Mir
- Function: Small-lift launch vehicle
- Manufacturer: Agency for Defense Development
- Country of origin: South Korea

Size
- Height: -
- Diameter: -
- Mass: -
- Stages: 4

Launch history
- Status: In development
- Launch sites: Anheung Proving Ground; Barge, waters south of Jeju Island;
- Total launches: 3 (test vehicles)
- Success(es): 3 (test vehicles)
- First flight: 30 March 2022 (TV1)
- Last flight: 4 December 2023 (TV2) (most recent)

= Solid-fuel space launch vehicle =

South Korean orbital launch vehicle

Mir (Korean: 미르), commonly referred to by the abbreviation GYŪB (Korean: Goche Yeonlyo Uju Balsache or 고체연료 우주발사체), is an orbital booster developed by the state-run Agency for Defense Development (ADD). It is based on solid propellant stages, with a liquid-fuel post‑boost stage (PBS), designed to deploy small satellites—particularly synthetic aperture radar (SAR) reconnaissance payloads—into low Earth orbit as part of the country's independent space-based surveillance capability.

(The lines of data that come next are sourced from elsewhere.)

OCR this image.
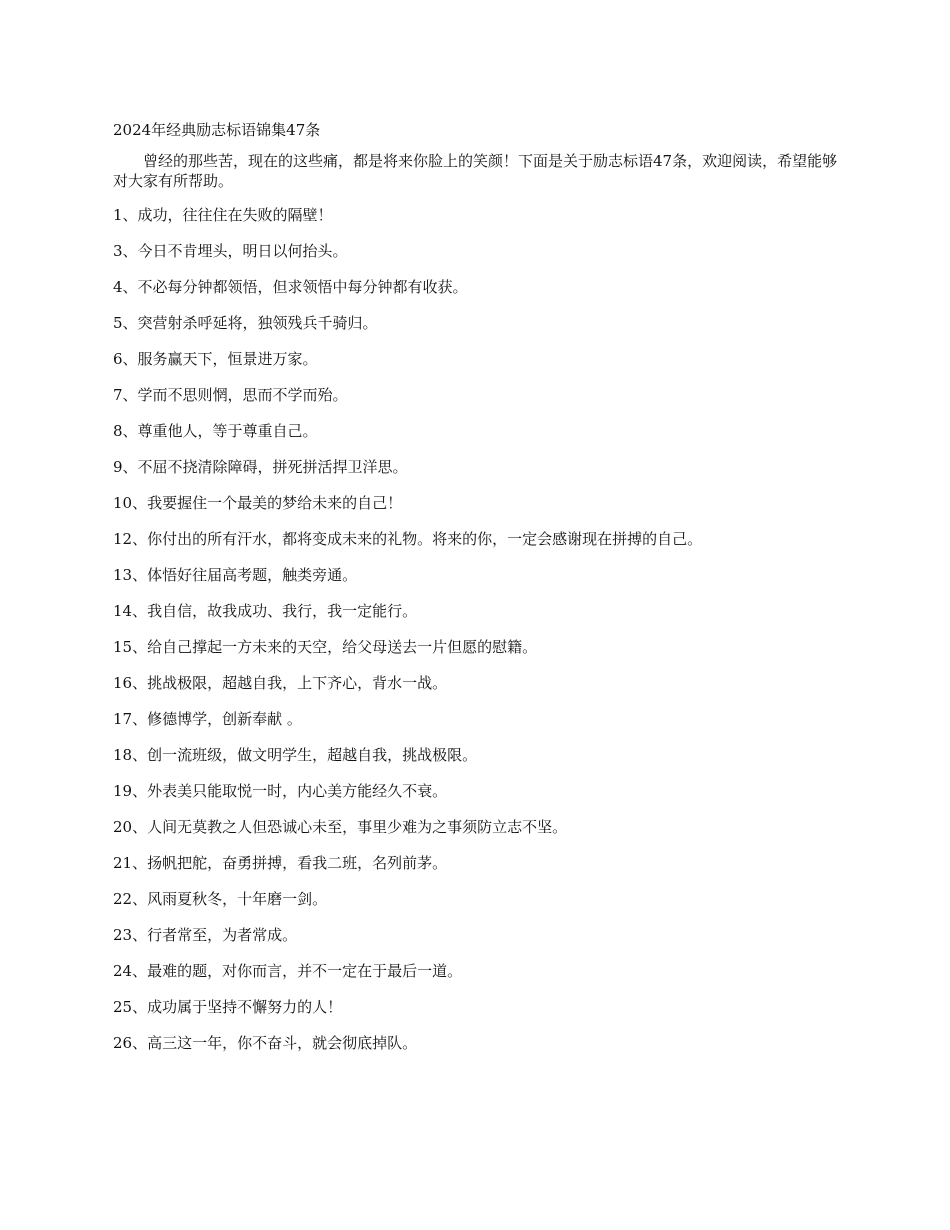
2024年经典励志标语锦集47条

曾经的那些苦，现在的这些痛，都是将来你脸上的笑颜！下面是关于励志标语47条，欢迎阅读，希望能够对大家有所帮助。

1、成功，往往住在失败的隔壁！

3、今日不肯埋头，明日以何抬头。

4、不必每分钟都领悟，但求领悟中每分钟都有收获。

5、突营射杀呼延将，独领残兵千骑归。

6、服务赢天下，恒景进万家。

7、学而不思则惘，思而不学而殆。

8、尊重他人，等于尊重自己。

9、不屈不挠清除障碍，拼死拼活捍卫洋思。

10、我要握住一个最美的梦给未来的自己！

12、你付出的所有汗水，都将变成未来的礼物。将来的你，一定会感谢现在拼搏的自己。

13、体悟好往届高考题，触类旁通。

14、我自信，故我成功、我行，我一定能行。

15、给自己撑起一方未来的天空，给父母送去一片但愿的慰籍。

16、挑战极限，超越自我，上下齐心，背水一战。

17、修德博学，创新奉献 。

18、创一流班级，做文明学生，超越自我，挑战极限。

19、外表美只能取悦一时，内心美方能经久不衰。

20、人间无莫教之人但恐诚心未至，事里少难为之事须防立志不坚。

21、扬帆把舵，奋勇拼搏，看我二班，名列前茅。

22、风雨夏秋冬，十年磨一剑。

23、行者常至，为者常成。

24、最难的题，对你而言，并不一定在于最后一道。

25、成功属于坚持不懈努力的人！

26、高三这一年，你不奋斗，就会彻底掉队。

ADD plans the first launch of a complete version of the launcher, capable of placing a one-ton satellite into a sun-synchronous orbit, in 2027. By 2032, the military expects to have a version capable of placing 7 tonnes into a sun-synchronous orbit and 3.7 tonnes into a geostationary transfer orbit.

== Technical details ==
The rocket has three solid‑fuel stages, followed by a liquid‑fueled fourth "post‑boost" stage (PBS) to enable precise payload deployment. The first stage is mentioned to produce "a thrust that is one-and-a-half times stronger than North Korea’s solid-fuel engines", or around 245 tones. The second stage produces 75 tons of thrust. The GYŪB‑TV2 version, launched in December 2023, had an estimated take-off thrust of 170 tonnes with the capacity to place 700 kilograms in low orbit.

GYŪB orbital launcher versions
| Version | Year | 1st stage | 2nd stage | 3rd stage | 4th stage | Thrust (t) | Payload to sun-synchronous orbit (t) | Payload to geostationary transfer orbit (t) |
|---|---|---|---|---|---|---|---|---|
| GYŪB TV2 | 2023 | Active | - | Active | Active | 170 | .7 |  |
| GYŪB | 2027 | Active | Active | Active | Active |  | 1 |  |
| unnamed | 2032 |  |  |  |  |  | 7 | 3.7 |

== Flight history ==
Two suborbital launches of a version called TV1 (Test Vehicle 1), comprising only the last three stages, were carried out in 2022 from Anhueng. TV2 is an incomplete version of the final launch vehicle, consisting of only the 1st, 3rd, and 4th stages. It was launched on December 4, 2023, from a barge off Jeju Island.
- March 2022: GYŪB‑TV1 (1) - First suborbital test using a live stage 2, a inert stage 3, and a live PBS.
- December 2022: GYŪB‑TV1 (1)- Second suborbital flight with live stage 2, 3 and PBS.
- December 4, 2023: GYŪB‑TV2 - First orbital launch, using stage 1, stage 3 and PBS, successfully placing a 100 kg SAR satellite ("Doory‑Sat" built by Hanwha Systems) into a 650 km orbit.